When you need fixed quantity of sensor values and aggregated (i.e. preprocessed), then you may use 'width' param. For example you may get preprocessed data to form and zoom charts.
Logics is as follows:
1. the system finds all messages within asked bounds;
2. then it splits all the interval into width subintervals;
3. in every subinterval it finds the very first sensor value (left), the last one (right), minimal one (bottom) maximal one (top).
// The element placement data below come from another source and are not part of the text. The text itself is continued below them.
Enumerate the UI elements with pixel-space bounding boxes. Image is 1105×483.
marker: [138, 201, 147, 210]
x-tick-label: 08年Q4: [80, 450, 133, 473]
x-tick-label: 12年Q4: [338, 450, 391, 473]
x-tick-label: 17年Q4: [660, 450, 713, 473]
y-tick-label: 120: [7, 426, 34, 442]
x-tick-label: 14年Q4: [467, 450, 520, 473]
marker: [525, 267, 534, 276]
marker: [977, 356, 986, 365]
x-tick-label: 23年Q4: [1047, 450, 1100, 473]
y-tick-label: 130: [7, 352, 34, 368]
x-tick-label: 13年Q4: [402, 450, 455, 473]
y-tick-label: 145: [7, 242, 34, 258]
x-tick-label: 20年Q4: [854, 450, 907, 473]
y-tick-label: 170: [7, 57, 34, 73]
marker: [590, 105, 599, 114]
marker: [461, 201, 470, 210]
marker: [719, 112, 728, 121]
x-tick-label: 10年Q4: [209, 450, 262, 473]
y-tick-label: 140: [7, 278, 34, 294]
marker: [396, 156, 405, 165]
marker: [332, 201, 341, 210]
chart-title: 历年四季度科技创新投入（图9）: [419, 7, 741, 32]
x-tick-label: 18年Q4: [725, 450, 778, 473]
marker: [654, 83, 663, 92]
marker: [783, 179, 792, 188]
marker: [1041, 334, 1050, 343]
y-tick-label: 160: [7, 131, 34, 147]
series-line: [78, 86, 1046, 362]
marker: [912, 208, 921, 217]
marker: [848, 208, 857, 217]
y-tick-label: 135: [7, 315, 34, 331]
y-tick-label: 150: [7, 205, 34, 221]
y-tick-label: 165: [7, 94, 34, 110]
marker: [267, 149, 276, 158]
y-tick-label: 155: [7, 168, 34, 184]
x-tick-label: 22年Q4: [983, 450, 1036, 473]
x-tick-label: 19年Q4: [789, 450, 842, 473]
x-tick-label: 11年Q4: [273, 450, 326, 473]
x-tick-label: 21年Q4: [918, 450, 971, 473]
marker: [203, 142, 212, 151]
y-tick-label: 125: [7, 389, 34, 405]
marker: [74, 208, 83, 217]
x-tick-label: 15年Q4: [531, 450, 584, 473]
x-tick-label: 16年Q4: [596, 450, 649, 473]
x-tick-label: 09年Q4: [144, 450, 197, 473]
Described values will merge into final server response.
[ /* array of messages data */ { /* value(s) of sensor(s) from one message */ <text>:<double|text>, /* sensor ID: sensor value */ ... } ]
If width is defined, then the response will be as follows:
[ [ { "name":<sensor_name>, "data":[ { "left":[<unix_time1>,<value1>], "right":[<unix_time2>,<value2>], "bottom":[<unix_time3>,<value3>], "top":[<unix_time4>,<value4>] }, ... ] }, ... ] ]
where <sensor_name> – sensor name,
<unix_timeN> – message UNIX-time,
valueN – sensor value in a message,
left – the first sensor value in a subinterval and its time,
right – the last sensor value in a subinterval and its time,
bottom – minimal sensor value in a subinterval and its time,
top – maximal sensor value in a subinterval and its time.